Mais les clients non VIP -- souvent des patrons de petites entreprises ou des salariés à hauts revenus -- ne sont pas si petits joueurs que ça: les mises à 1.000 patacas (115 euros) sont considérées comme ridicules.
"Ici, ce qui est perçu comme beaucoup ou très peu diffère complètement du reste du monde", poursuit M. Scott.
Si les casinos sont repassés dans le vert, bon nombre des intermédiaires qui prêtaient traditionnellement aux VIP pour les aider à contourner les limites imposées par Pékin aux sorties de liquidités, ont mis la clé sous la porte.
- Vulnérabilité -
Ils ne sont plus que 130 sur 230, victimes de la campagne anticorruption et du non remboursement de leurs prêts, dit Tony Tong, vice-président de l'Association d'information sur le jeu de Macao.
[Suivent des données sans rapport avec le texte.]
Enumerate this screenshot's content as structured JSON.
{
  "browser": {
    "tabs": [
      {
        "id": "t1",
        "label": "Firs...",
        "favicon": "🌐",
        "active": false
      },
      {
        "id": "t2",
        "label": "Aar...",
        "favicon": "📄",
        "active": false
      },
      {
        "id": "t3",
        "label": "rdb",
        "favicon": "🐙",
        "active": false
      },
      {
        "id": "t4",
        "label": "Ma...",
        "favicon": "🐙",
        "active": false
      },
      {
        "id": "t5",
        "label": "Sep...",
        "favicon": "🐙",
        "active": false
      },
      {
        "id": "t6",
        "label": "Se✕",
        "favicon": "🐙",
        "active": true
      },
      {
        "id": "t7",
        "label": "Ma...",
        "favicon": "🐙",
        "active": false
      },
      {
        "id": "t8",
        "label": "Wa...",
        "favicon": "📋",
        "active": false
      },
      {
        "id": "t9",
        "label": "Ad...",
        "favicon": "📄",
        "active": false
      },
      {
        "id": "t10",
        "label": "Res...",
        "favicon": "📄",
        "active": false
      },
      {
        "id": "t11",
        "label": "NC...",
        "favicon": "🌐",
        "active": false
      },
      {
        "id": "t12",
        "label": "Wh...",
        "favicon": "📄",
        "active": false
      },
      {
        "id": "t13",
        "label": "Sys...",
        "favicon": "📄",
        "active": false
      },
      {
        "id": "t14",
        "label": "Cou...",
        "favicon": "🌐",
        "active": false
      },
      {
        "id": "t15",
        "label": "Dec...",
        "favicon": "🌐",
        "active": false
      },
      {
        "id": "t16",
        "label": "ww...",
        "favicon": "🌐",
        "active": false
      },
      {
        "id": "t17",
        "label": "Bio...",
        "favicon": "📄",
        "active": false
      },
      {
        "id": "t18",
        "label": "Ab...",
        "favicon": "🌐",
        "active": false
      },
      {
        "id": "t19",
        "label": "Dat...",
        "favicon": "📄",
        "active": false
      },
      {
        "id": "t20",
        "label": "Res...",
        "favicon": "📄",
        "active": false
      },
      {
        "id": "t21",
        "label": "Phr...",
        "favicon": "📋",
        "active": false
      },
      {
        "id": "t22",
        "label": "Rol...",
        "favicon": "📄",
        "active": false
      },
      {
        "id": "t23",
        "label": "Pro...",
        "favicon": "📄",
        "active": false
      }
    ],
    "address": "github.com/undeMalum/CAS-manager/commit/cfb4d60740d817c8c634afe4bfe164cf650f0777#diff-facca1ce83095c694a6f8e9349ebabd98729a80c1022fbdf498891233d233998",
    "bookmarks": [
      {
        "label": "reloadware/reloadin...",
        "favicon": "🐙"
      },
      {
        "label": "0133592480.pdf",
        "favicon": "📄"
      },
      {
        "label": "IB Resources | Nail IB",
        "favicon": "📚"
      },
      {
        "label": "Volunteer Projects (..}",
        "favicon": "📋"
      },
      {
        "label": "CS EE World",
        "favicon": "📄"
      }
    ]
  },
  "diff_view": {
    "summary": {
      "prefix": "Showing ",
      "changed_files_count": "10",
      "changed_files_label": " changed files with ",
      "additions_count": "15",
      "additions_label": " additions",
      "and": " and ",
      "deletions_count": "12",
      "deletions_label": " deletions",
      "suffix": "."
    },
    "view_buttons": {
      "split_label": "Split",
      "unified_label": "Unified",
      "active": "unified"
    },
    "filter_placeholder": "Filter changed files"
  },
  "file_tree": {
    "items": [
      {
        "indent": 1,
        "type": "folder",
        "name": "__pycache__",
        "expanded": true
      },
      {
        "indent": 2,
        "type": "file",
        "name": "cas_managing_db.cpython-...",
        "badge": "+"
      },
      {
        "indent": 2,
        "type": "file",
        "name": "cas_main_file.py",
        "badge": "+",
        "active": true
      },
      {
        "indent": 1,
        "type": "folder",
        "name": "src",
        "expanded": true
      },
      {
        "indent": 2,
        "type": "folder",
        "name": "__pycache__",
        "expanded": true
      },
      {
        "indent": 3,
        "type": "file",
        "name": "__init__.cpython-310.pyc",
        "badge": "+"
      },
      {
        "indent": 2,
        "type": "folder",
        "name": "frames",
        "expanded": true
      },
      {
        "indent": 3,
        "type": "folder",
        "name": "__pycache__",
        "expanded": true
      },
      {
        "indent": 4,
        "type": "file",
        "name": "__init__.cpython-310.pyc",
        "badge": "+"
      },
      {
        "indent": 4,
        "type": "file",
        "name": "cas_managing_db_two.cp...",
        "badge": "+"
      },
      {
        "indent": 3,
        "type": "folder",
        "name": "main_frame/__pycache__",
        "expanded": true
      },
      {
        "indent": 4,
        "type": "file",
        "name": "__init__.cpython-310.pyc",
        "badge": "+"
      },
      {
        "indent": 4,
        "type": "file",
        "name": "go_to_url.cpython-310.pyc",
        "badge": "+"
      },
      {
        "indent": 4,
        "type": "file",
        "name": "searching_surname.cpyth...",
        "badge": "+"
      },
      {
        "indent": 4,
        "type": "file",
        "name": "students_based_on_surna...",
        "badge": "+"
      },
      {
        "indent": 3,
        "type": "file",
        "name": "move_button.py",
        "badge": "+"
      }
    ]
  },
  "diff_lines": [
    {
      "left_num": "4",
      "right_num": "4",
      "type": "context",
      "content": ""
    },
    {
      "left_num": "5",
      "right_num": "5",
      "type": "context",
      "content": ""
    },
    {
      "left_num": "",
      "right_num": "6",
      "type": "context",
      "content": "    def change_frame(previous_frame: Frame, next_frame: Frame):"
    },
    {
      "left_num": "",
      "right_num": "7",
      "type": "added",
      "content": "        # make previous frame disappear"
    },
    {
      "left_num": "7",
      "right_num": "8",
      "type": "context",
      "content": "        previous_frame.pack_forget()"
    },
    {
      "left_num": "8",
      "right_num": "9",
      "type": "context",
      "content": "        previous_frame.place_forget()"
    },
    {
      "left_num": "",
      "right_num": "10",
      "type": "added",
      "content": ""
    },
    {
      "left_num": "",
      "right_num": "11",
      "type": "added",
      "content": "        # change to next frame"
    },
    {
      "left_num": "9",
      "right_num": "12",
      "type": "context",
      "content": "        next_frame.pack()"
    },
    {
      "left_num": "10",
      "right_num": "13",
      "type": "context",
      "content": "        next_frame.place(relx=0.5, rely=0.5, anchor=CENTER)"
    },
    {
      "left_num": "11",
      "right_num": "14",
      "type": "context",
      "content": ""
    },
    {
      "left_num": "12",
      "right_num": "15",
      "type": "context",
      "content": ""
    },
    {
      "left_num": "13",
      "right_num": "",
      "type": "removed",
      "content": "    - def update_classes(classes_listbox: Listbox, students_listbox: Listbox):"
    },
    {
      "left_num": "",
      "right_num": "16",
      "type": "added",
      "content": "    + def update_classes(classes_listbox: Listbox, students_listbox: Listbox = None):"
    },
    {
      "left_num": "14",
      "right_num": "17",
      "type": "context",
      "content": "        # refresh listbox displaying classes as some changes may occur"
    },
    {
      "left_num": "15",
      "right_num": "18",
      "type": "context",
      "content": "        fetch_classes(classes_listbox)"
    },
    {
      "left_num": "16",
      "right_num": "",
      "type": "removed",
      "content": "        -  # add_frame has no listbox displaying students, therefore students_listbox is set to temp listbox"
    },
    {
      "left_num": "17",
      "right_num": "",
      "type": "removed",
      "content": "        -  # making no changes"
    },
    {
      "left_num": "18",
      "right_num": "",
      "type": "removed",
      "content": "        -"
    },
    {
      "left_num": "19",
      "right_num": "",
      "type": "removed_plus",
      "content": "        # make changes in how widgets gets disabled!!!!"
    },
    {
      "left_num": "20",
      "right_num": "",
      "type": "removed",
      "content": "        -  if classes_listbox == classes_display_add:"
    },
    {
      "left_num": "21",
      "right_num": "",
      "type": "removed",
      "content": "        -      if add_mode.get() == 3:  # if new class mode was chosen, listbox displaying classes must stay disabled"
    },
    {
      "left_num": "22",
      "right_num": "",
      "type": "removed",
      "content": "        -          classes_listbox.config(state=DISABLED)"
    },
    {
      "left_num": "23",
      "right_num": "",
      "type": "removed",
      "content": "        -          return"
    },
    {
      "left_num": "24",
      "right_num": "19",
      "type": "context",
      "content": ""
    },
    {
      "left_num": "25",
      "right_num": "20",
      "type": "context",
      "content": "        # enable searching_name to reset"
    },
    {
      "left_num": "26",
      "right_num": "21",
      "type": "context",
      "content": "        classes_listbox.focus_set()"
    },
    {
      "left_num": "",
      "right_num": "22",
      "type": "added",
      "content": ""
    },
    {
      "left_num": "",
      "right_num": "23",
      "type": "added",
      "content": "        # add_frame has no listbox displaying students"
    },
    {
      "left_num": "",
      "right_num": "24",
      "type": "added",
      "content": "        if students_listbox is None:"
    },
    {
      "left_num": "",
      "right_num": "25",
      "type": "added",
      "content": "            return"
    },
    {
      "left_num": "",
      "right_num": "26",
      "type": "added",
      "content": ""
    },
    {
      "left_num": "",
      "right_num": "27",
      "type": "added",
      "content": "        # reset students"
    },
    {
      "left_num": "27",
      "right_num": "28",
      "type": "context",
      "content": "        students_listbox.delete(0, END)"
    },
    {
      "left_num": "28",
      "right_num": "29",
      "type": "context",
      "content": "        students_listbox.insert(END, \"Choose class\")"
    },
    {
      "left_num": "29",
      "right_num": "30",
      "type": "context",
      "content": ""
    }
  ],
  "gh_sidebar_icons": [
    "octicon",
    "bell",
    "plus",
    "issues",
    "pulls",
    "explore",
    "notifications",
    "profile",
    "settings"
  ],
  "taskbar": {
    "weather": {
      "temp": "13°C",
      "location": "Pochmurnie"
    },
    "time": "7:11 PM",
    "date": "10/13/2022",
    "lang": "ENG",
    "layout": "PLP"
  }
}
Ils se sont diversifiés, offrant des services comme la gestion de portefeuilles d'actions. "Cela leur permet de mieux gérer les risques liés aux créances", dit M. Tong, selon qui les gros poissons laissent toujours régulièrement sur le tapis vert un million d'euros par soirée.
Le courtier CLSA prédit une hausse de 3% du segment VIP en 2017. Mais c'est le marché de masse qui va porter le renouveau, avec une augmentation prévue de 14%.
Deux nouveaux complexes hôteliers auront ouvert d'ici 2018: le MGM Cotail, avec un spa, un théâtre et 1.500 chambres et le Grand Lisboa Palace.
Egalement en projet, l’extravagant hôtel The 13, avec ses villas et ses bains romains, ses majordomes et ses ascenseurs privés.
Un pont en construction reliant Macao à Hong Kong et la ville chinoise de Zhuhai pourrait aussi donner un coup de fouet aux casinos après son ouverture fin 2017.
CLSA prévient toutefois que Macao est vulnérable aux changements venus de Pékin. La Chine a récemment divisé par deux la quantité d'argent que ses ressortissants peuvent retirer des distributeurs de l'enclave.
Certains s'inquiètent pour le renouvellement des licences accordées par le gouvernement pro-Pékin de Macao aux "six grands" casinotiers de Macao, qui expirent entre 2020 et 2022.
S'il est trop tôt pour dire que Macao est stable, "c'est bien plus stable qu'avant", estime M. Scott. "Nous avons touché le fond et nous avons rebondi".